For dinner we went to Rocco’s Pizza as a family (Dad, Devon and I), where we chatted to the owner (who remembers us as little squirts) and reminisced about what it used to look like, what changed, and the stories my dad used to tell based on the history channel. Earlier I drove around Phonixville, which has come a long way from the armpit of Chester County that it used to be. Now there are nice restaurants and micro brewerys on main street along with two bookstores, several coffee shops and an art gallery or two. I read about an art gallery in Phoenixivlle in NICHE Magazine, a national industry publication.

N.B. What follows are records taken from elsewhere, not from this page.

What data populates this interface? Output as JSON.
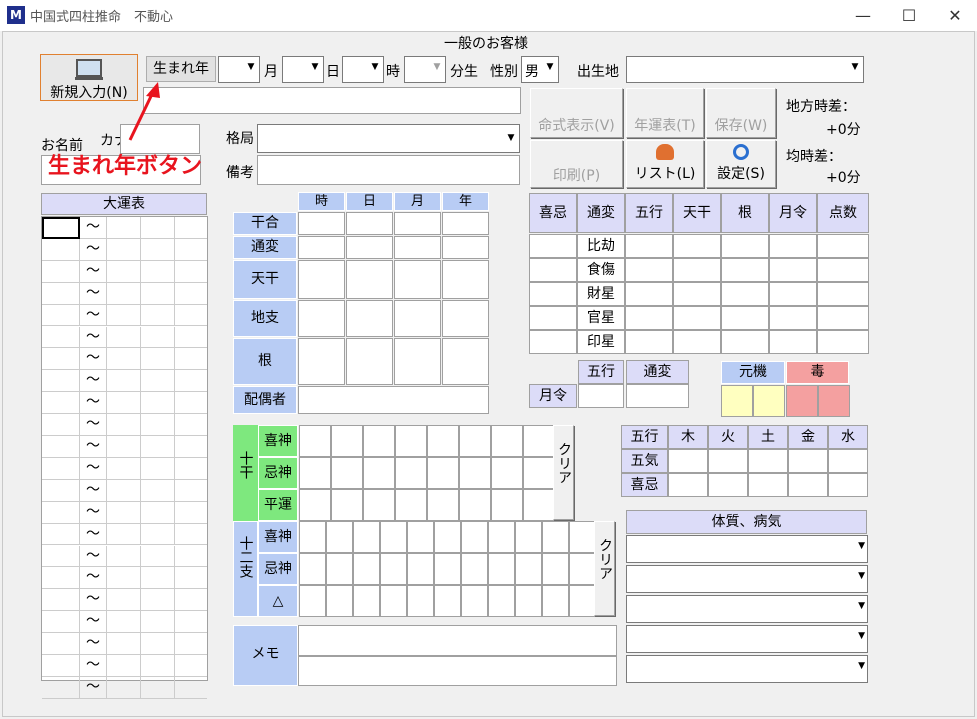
{
  "window": {
    "title": "中国式四柱推命　不動心",
    "minimize_icon": "—",
    "maximize_icon": "☐",
    "close_icon": "✕",
    "app_icon": "M"
  },
  "header": {
    "customer": "一般のお客様"
  },
  "top": {
    "new_entry": "新規入力(N)",
    "birth_year_button": "生まれ年",
    "month": "月",
    "day": "日",
    "hour": "時",
    "min": "分生",
    "gender_label": "性別",
    "gender_value": "男",
    "birthplace_label": "出生地",
    "name_label": "お名前",
    "kana_label": "カナ",
    "kakkyoku_label": "格局",
    "biko_label": "備考",
    "annotation": "生まれ年ボタン"
  },
  "actions": {
    "meishiki": "命式表示(V)",
    "nenunhyo": "年運表(T)",
    "hozon": "保存(W)",
    "insatsu": "印刷(P)",
    "list": "リスト(L)",
    "settei": "設定(S)"
  },
  "time_diff": {
    "chiho_label": "地方時差：",
    "chiho_value": "+0分",
    "kin_label": "均時差：",
    "kin_value": "+0分"
  },
  "daiun": {
    "title": "大運表",
    "rows": [
      "〜",
      "〜",
      "〜",
      "〜",
      "〜",
      "〜",
      "〜",
      "〜",
      "〜",
      "〜",
      "〜",
      "〜",
      "〜",
      "〜",
      "〜",
      "〜",
      "〜",
      "〜",
      "〜",
      "〜",
      "〜",
      "〜"
    ]
  },
  "pillars": {
    "cols": [
      "時",
      "日",
      "月",
      "年"
    ],
    "rows": [
      "干合",
      "通変",
      "天干",
      "地支",
      "根",
      "配偶者"
    ]
  },
  "power": {
    "cols": [
      "喜忌",
      "通変",
      "五行",
      "天干",
      "根",
      "月令",
      "点数"
    ],
    "rows": [
      "比劫",
      "食傷",
      "財星",
      "官星",
      "印星"
    ]
  },
  "getsurei": {
    "label": "月令",
    "cols": [
      "五行",
      "通変"
    ]
  },
  "genki": {
    "genki": "元機",
    "doku": "毒"
  },
  "jikkan": {
    "group": "十干",
    "rows": [
      "喜神",
      "忌神",
      "平運"
    ],
    "clear": "クリア"
  },
  "junishi": {
    "group": "十二支",
    "rows": [
      "喜神",
      "忌神",
      "△"
    ],
    "clear": "クリア"
  },
  "memo": {
    "label": "メモ"
  },
  "gogyo": {
    "cols": [
      "五行",
      "木",
      "火",
      "土",
      "金",
      "水"
    ],
    "rows": [
      "五気",
      "喜忌"
    ]
  },
  "taishitsu": {
    "title": "体質、病気",
    "count": 5
  },
  "colors": {
    "header_blue": "#b8ccf4",
    "green": "#7ee87e",
    "yellow": "#ffffc0",
    "pink": "#f4a0a0",
    "annotation_red": "#e8141e"
  }
}
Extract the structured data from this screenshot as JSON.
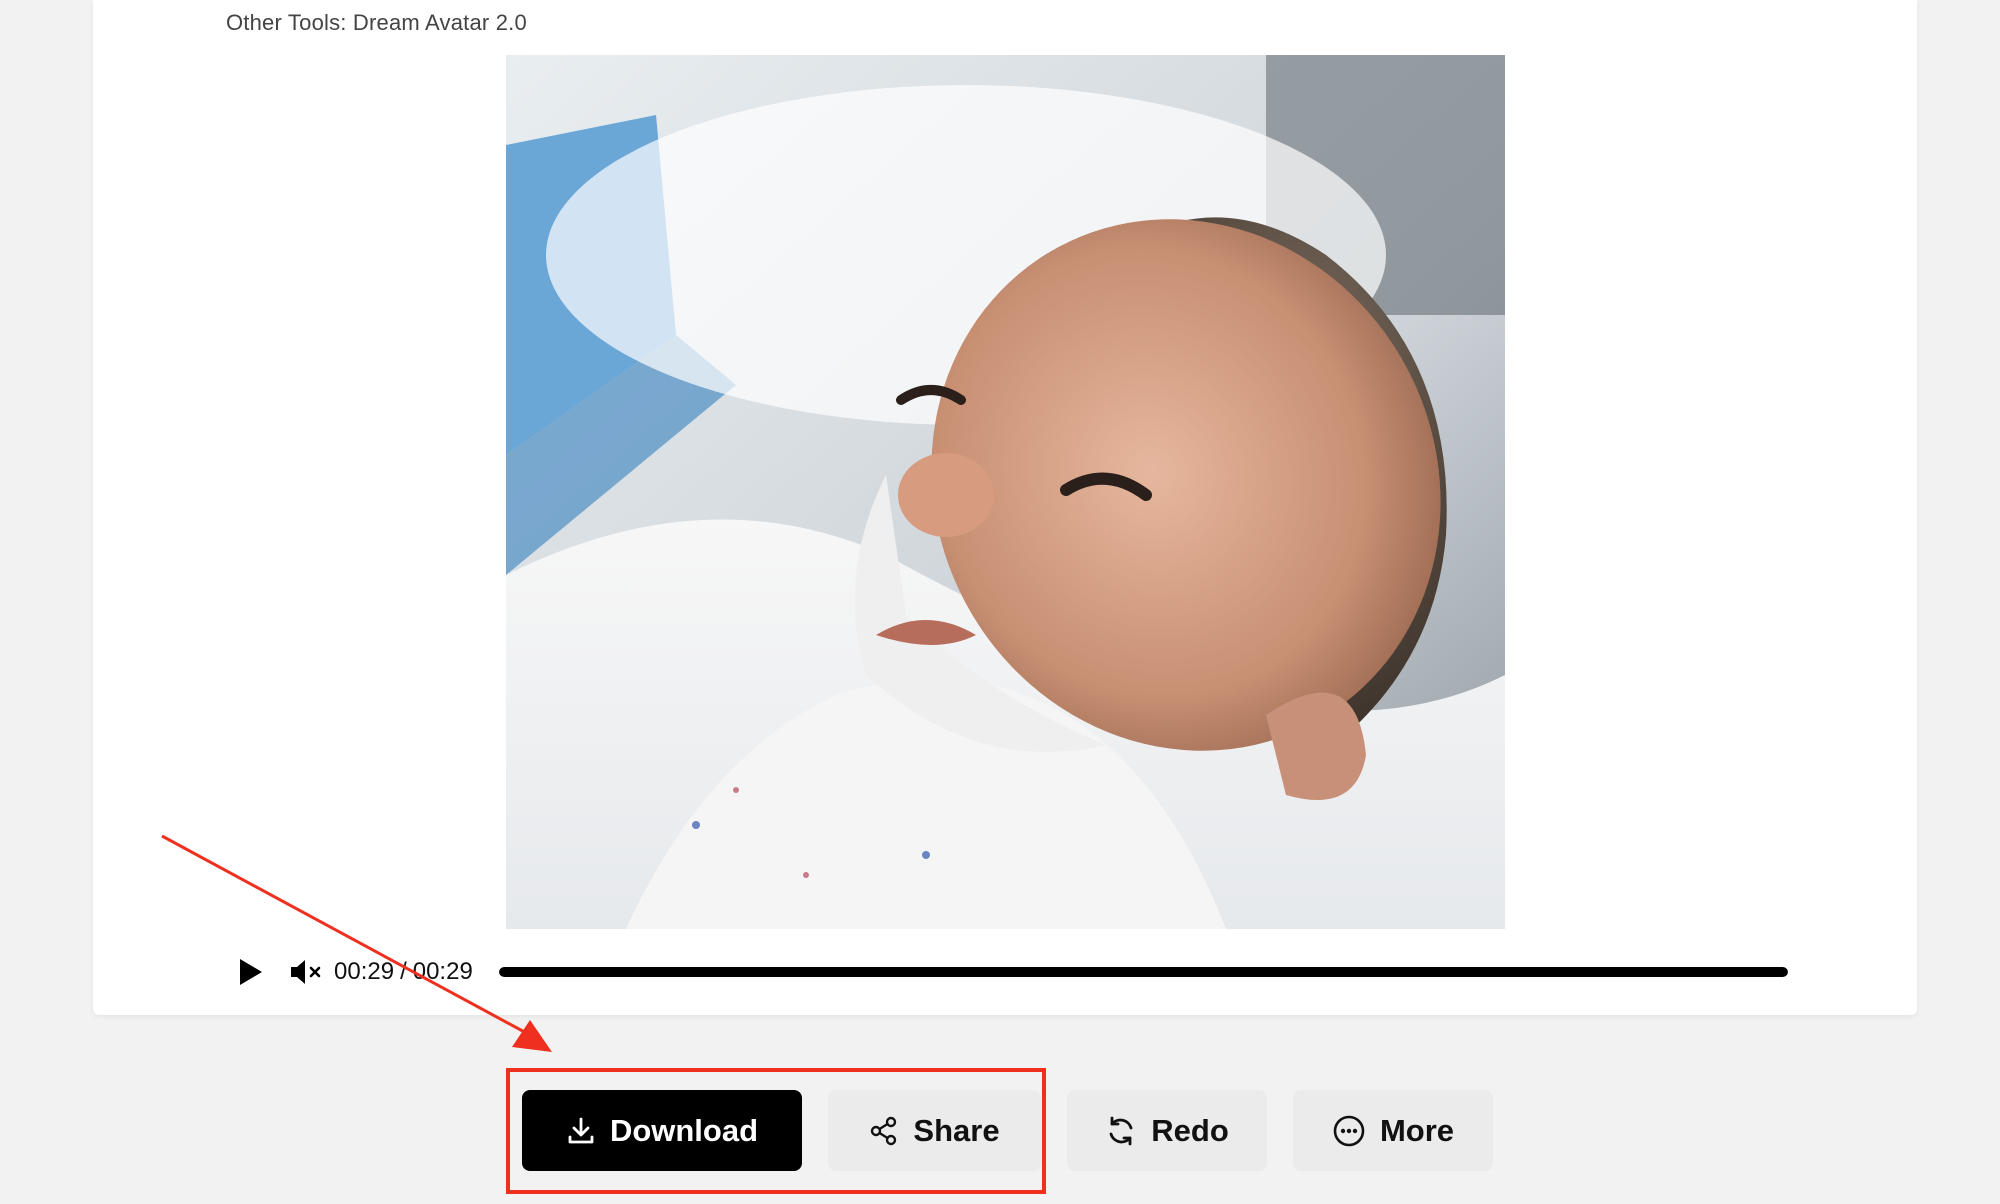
{
  "header": {
    "other_tools": "Other Tools: Dream Avatar 2.0"
  },
  "video": {
    "current_time": "00:29",
    "separator": "/",
    "duration": "00:29",
    "progress_percent": 100,
    "muted": true
  },
  "actions": {
    "download": "Download",
    "share": "Share",
    "redo": "Redo",
    "more": "More"
  },
  "colors": {
    "annotation": "#f0301f",
    "primary_button": "#000000",
    "secondary_button": "#ebebeb"
  }
}
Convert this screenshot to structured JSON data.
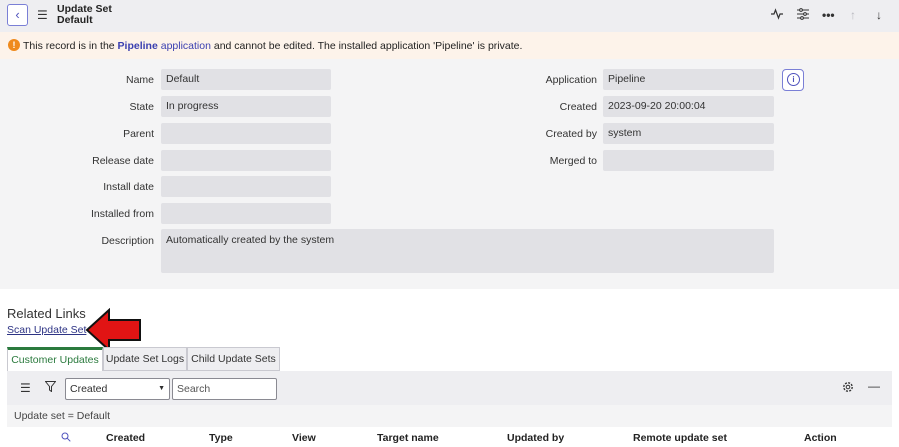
{
  "header": {
    "title": "Update Set",
    "subtitle": "Default",
    "back_icon": "chevron-left-icon",
    "menu_icon": "hamburger-icon",
    "actions": [
      "activity-icon",
      "settings-sliders-icon",
      "more-icon",
      "arrow-up-icon",
      "arrow-down-icon"
    ]
  },
  "alert": {
    "icon": "!",
    "text_before": "This record is in the ",
    "app_name": "Pipeline",
    "app_word": " application",
    "text_after": " and cannot be edited. The installed application 'Pipeline' is private."
  },
  "form": {
    "name_label": "Name",
    "name_value": "Default",
    "state_label": "State",
    "state_value": "In progress",
    "parent_label": "Parent",
    "parent_value": "",
    "release_date_label": "Release date",
    "release_date_value": "",
    "install_date_label": "Install date",
    "install_date_value": "",
    "installed_from_label": "Installed from",
    "installed_from_value": "",
    "description_label": "Description",
    "description_value": "Automatically created by the system",
    "application_label": "Application",
    "application_value": "Pipeline",
    "created_label": "Created",
    "created_value": "2023-09-20 20:00:04",
    "created_by_label": "Created by",
    "created_by_value": "system",
    "merged_to_label": "Merged to",
    "merged_to_value": "",
    "info_icon": "i"
  },
  "related_links": {
    "title": "Related Links",
    "scan_label": "Scan Update Set"
  },
  "tabs": [
    {
      "label": "Customer Updates"
    },
    {
      "label": "Update Set Logs"
    },
    {
      "label": "Child Update Sets"
    }
  ],
  "list": {
    "select_value": "Created",
    "search_placeholder": "Search",
    "filter_text": "Update set = Default",
    "columns": [
      "Created",
      "Type",
      "View",
      "Target name",
      "Updated by",
      "Remote update set",
      "Action"
    ]
  },
  "colors": {
    "accent": "#4f52bd",
    "tab_active": "#2a7a3d",
    "alert_bg": "#fdf3ea",
    "alert_icon": "#ef8a1c",
    "arrow": "#e11414"
  }
}
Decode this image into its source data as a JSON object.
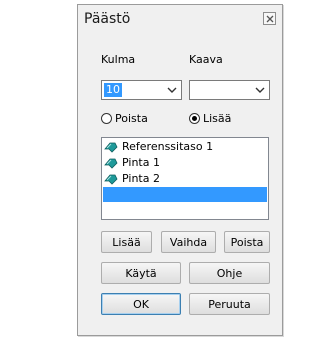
{
  "dialog": {
    "title": "Päästö",
    "close_icon": "close-icon"
  },
  "angle": {
    "label": "Kulma",
    "value": "10"
  },
  "formula": {
    "label": "Kaava",
    "value": ""
  },
  "mode": {
    "options": [
      {
        "label": "Poista",
        "selected": false
      },
      {
        "label": "Lisää",
        "selected": true
      }
    ]
  },
  "list": {
    "items": [
      {
        "label": "Referenssitaso 1",
        "icon": "plane-icon"
      },
      {
        "label": "Pinta 1",
        "icon": "surface-icon"
      },
      {
        "label": "Pinta 2",
        "icon": "surface-icon"
      }
    ],
    "selected_index": 3
  },
  "buttons": {
    "add": "Lisää",
    "replace": "Vaihda",
    "remove": "Poista",
    "apply": "Käytä",
    "help": "Ohje",
    "ok": "OK",
    "cancel": "Peruuta"
  },
  "colors": {
    "selection": "#3399ff",
    "icon": "#1f9a9a"
  }
}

The phoenix is rising. The same will happen in Syracuse, eventually.

My head is screaming but there are no words. Only acceptance. Responsibility calls, but feels irrelevant. If the tarot card reading was true, I should have a good idea by now of what will be different. I don’t think it was referring to 6 days. Perhaps it was 6 weeks, or I’m inclined to believe 6 months. Perhaps I’m scared that what is to come will somehow distract me from my real purpose on this journey, whatever that revelation that I sense coming will be. Perhaps there is none and I begin to think this might be all there is. No, it seems far too unlikely. The world is too funny for it to be boring. I grow more still every day, but not where I’m surrounded by unnecessary confusion. I need time to myself when I’m not exhausted.